TrG2P: A transfer learning-based tool integrating multi-trait data for accurate prediction of crop yield

Plant Commun. 2024 May 14:100975. doi: 10.1016/j.xplc.2024.100975. Online ahead of print.

Abstract

Yield prediction is the primary goal of genomic selection (GS)-assisted crop breeding. As yield is a complex quantitative trait, making predictions from genotypic data is challenging. Transfer learning can produce an effective model for a target task by leveraging knowledge from a different, but related, source domain, considered as a great potential method for improving yield prediction by integrating multi-trait data. However, it has not been applied to genotype-to-phenotype prediction before due to the lack of an efficient implementation framework. We therefore developed TrG2P, a transfer learning-based framework. TrG2P first employs convolutional neural networks (CNN) to train models using non-yield trait phenotypic and genotypic data, thus obtaining the pre-trained models. Subsequently, the convolutional layer parameters from these pre-trained models are transferred to the yield prediction task, and the fully connected layers are retrained, thus obtaining the fine-tuned models.
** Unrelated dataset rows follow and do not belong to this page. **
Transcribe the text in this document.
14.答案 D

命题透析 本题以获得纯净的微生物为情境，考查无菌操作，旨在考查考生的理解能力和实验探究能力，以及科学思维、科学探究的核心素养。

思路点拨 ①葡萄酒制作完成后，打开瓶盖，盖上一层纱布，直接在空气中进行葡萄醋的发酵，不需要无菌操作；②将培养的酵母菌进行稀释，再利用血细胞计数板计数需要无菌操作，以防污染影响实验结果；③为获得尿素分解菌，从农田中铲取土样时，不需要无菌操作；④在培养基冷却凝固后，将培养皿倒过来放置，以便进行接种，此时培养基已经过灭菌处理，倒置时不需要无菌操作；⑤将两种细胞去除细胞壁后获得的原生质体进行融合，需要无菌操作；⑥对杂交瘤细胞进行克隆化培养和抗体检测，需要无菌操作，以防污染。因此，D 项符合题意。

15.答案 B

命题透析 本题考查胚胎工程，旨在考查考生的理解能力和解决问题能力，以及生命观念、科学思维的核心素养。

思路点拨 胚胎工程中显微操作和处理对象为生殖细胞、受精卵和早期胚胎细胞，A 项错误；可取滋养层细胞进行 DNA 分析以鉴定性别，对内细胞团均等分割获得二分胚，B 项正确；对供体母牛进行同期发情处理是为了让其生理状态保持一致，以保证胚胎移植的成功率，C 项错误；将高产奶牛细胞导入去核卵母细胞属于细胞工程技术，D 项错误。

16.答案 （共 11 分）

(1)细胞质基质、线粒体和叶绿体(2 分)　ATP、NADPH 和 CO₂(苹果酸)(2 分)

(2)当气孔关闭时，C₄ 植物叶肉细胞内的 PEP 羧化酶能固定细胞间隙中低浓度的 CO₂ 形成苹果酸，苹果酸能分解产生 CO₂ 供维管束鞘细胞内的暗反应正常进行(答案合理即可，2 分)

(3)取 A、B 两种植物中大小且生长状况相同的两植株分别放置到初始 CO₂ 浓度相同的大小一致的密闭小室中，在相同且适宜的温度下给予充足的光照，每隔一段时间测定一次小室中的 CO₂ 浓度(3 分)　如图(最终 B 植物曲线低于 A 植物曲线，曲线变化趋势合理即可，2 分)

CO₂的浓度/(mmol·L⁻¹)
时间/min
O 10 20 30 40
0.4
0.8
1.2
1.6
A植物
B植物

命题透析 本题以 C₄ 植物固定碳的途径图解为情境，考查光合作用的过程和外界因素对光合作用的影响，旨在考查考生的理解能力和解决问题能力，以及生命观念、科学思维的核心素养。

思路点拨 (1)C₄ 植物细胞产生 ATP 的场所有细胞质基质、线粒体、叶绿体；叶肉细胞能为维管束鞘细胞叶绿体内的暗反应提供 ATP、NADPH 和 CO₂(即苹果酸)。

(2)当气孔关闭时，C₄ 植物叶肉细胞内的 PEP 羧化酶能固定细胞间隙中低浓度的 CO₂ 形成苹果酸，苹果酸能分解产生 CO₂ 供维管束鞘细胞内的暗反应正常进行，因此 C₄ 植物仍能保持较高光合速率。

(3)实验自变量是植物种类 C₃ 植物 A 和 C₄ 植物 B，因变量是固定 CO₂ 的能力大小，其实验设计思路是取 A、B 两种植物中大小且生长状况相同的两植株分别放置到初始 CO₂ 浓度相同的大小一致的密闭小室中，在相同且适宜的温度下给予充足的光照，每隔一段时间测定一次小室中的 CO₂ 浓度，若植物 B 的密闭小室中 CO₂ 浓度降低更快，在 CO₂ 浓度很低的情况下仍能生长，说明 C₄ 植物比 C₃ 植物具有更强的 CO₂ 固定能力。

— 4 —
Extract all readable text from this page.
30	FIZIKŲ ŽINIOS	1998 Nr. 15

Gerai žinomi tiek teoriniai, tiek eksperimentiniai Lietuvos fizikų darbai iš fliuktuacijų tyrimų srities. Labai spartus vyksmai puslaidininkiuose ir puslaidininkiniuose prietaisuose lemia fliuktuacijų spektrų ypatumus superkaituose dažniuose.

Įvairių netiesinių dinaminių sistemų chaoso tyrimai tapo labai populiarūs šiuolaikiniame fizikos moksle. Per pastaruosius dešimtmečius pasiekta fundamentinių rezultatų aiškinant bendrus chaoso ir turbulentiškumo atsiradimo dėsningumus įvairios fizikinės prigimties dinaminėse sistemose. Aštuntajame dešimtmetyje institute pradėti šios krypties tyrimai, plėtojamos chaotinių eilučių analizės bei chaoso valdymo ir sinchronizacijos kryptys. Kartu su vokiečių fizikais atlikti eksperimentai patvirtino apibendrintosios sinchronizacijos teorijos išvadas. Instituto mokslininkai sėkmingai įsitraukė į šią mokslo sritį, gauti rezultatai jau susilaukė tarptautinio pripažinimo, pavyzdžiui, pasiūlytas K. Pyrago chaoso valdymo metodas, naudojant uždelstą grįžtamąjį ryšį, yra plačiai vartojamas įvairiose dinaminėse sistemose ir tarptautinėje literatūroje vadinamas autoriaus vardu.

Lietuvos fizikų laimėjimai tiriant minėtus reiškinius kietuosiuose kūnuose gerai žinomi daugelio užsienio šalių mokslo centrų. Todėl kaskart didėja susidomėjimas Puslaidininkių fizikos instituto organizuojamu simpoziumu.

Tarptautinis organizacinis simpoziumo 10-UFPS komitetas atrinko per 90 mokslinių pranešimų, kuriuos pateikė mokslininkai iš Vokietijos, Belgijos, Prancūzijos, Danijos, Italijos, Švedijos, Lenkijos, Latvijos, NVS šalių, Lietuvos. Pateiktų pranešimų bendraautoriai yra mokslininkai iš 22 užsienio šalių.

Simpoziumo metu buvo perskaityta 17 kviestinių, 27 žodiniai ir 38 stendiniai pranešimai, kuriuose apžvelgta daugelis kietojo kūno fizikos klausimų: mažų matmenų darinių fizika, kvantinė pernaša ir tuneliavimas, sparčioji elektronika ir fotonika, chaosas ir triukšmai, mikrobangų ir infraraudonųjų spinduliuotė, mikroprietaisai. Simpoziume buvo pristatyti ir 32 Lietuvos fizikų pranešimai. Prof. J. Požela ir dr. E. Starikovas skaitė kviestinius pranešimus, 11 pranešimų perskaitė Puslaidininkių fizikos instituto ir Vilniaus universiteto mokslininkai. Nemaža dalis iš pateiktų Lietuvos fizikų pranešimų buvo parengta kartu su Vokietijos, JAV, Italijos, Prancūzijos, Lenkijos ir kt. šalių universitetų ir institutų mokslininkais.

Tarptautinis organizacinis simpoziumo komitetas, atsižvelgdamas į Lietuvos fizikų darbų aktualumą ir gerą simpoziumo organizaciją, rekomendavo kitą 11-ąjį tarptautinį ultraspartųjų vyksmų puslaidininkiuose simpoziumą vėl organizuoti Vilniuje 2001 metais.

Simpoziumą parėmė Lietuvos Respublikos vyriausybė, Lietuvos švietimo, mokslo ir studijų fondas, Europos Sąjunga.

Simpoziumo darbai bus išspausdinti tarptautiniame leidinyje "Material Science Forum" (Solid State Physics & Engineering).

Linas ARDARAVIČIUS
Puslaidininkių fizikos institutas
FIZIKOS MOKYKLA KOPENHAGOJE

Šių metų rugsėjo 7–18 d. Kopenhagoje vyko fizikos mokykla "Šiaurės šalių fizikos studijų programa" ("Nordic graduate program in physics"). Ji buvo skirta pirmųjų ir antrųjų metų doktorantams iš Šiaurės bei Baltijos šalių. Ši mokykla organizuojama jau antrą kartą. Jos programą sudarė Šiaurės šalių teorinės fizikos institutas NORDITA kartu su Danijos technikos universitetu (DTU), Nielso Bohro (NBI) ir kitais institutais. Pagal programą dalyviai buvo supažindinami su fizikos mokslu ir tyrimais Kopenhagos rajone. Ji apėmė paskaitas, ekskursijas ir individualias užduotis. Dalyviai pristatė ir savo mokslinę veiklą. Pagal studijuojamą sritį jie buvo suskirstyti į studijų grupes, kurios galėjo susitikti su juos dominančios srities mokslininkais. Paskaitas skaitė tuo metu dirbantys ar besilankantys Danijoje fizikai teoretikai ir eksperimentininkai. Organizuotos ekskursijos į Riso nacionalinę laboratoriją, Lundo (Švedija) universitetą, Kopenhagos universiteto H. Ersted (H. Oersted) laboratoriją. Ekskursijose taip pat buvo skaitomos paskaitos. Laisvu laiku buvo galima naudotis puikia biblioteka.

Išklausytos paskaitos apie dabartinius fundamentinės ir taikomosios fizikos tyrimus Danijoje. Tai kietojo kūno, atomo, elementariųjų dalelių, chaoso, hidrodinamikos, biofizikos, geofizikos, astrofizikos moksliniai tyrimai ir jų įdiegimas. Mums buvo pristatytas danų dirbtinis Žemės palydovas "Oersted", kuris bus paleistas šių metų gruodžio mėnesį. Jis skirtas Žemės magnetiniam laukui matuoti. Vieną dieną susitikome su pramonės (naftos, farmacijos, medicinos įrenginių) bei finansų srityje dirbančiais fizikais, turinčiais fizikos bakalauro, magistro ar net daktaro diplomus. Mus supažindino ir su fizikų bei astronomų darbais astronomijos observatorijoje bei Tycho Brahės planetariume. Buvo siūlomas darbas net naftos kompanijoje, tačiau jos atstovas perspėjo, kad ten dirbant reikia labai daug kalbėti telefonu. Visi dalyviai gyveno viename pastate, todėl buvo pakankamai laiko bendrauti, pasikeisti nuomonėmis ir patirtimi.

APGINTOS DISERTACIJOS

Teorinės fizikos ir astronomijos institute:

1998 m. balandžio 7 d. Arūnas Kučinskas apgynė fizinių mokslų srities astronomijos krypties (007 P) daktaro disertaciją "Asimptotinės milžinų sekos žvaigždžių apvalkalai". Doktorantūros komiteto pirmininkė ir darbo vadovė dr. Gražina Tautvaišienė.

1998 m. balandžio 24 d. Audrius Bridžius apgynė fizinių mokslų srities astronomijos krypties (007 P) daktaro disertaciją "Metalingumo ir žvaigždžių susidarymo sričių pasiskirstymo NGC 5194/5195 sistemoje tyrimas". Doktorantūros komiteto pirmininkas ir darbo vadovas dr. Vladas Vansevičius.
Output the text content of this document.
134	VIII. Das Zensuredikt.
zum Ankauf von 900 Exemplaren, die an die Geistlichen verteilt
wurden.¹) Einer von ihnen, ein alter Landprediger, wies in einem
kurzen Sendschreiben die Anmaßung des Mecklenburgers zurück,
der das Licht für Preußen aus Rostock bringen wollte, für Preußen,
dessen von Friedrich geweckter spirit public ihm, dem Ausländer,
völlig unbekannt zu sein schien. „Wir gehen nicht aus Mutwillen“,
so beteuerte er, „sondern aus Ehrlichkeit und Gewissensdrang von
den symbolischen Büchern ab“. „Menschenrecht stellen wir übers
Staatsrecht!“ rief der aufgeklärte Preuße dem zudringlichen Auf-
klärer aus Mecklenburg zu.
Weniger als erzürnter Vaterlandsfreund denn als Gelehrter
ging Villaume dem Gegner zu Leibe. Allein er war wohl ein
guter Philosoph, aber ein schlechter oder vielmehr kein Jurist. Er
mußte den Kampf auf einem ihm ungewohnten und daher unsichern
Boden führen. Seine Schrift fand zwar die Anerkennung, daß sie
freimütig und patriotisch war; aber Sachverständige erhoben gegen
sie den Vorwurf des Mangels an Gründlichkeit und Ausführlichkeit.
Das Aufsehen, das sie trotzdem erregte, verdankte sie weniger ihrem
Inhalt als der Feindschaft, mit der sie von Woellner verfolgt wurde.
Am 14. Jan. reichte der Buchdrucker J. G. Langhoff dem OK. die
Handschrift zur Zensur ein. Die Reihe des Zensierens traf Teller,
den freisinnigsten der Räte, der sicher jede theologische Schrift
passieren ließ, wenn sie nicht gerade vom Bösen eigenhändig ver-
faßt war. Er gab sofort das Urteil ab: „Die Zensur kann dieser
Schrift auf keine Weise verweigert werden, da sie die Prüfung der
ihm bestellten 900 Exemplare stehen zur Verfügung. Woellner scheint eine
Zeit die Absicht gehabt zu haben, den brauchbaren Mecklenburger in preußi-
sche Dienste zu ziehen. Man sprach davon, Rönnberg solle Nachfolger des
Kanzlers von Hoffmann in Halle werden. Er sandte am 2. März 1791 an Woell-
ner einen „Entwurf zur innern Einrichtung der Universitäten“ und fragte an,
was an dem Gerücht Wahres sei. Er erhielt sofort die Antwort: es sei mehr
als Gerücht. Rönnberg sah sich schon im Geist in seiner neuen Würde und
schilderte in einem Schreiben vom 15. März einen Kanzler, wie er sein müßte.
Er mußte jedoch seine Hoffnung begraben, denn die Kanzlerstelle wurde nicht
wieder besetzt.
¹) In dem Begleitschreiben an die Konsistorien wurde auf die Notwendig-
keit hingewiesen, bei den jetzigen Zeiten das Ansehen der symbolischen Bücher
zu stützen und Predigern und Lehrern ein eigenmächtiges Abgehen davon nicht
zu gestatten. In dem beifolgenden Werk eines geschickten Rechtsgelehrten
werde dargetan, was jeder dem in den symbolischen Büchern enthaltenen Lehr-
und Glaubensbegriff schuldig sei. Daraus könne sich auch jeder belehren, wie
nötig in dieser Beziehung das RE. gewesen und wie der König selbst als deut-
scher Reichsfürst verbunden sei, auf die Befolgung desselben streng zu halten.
Finally, the convolutional layer and the first fully connected layer of the fine-tuned models are fused, and the last fully connected layer is trained to enhance prediction performance. We applied TrG2P to five sets of genotypic and phenotypic data from maize (Zea mays), rice (Oryza sativa), and wheat (Triticum aestivum), and compared model precision to that of seven other popular GS tools: rrBLUP, Random Forest, Support Vector Regression, LightGBM, CNN, DeepGS, and DNNGP. TrG2P improved the accuracy of yield prediction by 39.9%, 6.8%, and 1.8% in rice, maize, and wheat, respectively, compared to predictions generated by the best performing comparison model. Our work therefore demonstrated that transfer learning is an effective strategy for improving yield prediction by integrating information from non-yield trait data. We attribute the enhanced prediction accuracy to the valuable information available from traits associated with yield and to training dataset augmentation. The Python implementation of TrG2P is available at https://github.com/lijinlong1991/TrG2P. The web-based tool is available at http://trg2p.ebreed.cn:81.

Keywords: Crop; Genotype to phenotype; Multi-trait; Transfer learning; Yield prediction.